I’m turning 40 next year. I’m not only counting down the months (nine) until I hit my fourth decade, I’m taking a life assessment, of the mid-life crisis variety, and counting up my flaws and coping mechanisms. Because they’re still there. Like the girl with the Cheetos, I still get intimidated by “successful” people. Intimidation, generous as it is, shares its wide bench with visitors such as Small Dreams and Wallowing Regret.
Don’t worry. I’ll stop myself so you don’t have to.
Ten years ago, or even two, I would have tried to find ways to whip these intruders into shape or shoo them out. I would have made resolutions. I would have tried to change.
It’s never worked.
I read something along these lines in Sage Cohen’s book, The Productive Writer. One of the best things about Sage’s writing is her dogged avoidance of clichés and pat answers. Forget butt-in-chair writing if it doesn’t work for you.
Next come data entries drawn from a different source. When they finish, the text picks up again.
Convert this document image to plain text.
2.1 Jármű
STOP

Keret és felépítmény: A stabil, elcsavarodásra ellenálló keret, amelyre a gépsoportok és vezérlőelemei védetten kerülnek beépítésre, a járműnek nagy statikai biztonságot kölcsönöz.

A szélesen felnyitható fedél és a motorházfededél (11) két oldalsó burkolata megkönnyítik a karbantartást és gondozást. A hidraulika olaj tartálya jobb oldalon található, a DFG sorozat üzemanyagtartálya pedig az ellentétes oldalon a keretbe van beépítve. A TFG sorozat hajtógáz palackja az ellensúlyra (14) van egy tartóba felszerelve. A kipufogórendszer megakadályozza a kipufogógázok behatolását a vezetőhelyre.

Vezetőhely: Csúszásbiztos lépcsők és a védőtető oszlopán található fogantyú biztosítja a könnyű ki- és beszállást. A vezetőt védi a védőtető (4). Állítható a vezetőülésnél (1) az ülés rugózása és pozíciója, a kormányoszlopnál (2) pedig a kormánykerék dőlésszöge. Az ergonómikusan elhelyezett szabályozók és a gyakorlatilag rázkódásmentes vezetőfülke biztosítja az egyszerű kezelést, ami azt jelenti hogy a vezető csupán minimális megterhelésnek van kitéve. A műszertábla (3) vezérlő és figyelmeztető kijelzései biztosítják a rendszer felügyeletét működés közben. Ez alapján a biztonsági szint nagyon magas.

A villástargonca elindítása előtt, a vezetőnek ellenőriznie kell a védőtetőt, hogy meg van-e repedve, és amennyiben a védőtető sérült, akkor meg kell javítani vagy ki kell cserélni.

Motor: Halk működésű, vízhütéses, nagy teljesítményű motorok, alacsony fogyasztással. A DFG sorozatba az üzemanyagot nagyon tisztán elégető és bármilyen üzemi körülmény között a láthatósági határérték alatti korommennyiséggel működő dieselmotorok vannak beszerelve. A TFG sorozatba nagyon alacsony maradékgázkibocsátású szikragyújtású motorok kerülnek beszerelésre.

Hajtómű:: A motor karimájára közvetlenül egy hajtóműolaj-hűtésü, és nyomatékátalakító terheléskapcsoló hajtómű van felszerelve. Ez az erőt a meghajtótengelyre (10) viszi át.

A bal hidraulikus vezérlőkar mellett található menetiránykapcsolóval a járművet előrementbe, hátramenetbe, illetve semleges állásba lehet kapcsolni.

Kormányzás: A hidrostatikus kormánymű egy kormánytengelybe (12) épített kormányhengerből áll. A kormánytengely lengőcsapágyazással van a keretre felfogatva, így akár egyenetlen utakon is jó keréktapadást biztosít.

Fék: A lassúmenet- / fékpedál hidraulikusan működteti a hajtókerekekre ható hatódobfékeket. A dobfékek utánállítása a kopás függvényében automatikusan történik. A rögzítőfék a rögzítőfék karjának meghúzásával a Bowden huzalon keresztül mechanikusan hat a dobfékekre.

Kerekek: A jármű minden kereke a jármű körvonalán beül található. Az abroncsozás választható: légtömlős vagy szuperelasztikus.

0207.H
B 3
Instead of trying to force the writing process, she says, pay attention to your natural rhythms and build them into your practice. Don’t slap your wrist because you didn’t get up at 5 a.m. to write – again. How about admitting you’re not worth two pixels before 7:15 and a deep swig of black tea? Embrace it – embrace you – and plan accordingly.
I started to get a handle on this concept when I was trying to deal with stage fright in grad school (I studied classical voice). While I was performing, I stopped thinking “I’m going to choke!” and just took note of what happened to me, physically, when I performed.
The fear pattern went something like this: First my throat would feel like the moisture had been swabbed away by a giant, thirsty Q-tip. Then shallow breathing would sabotage the support I needed to sustain low notes. My femurs, turned to sand, would slide through a funnel into my calves. But then – after the femur thing – the fear would lift. Three songs into a recital and I’d start to breath normally, pay attention to phrasing, enjoy a beautiful line in the piano accompaniment, make eye contact with people in the audience.
A gentler way of dealing with my character flaws would be to acknowledge them, too. No hammering the proverbial square peg. Learn to be afraid, ride it out and observe what happens.
What if, every time I met someone I didn’t think I could talk to, another Jenni, inside me, sat down in an armchair, shook up a lemon gimlet and patted the seat next to her? She could say, “Remember? This always happens. You feel intimidated at first. Then you botch something you’re trying to say, kick yourself and pray you’ll never run into this person again. Push through, honey. If this successful person is a bore you can always go home and have a cocktail, since this one I made for you is only in your head.”
I’m glad I’m counting down to forty. It’s good to see the path of wisdom, even if I don’t feel like I’m on it quite yet. And a lemon gimlet is a much better way shake off my fears than a bag of Cheetos.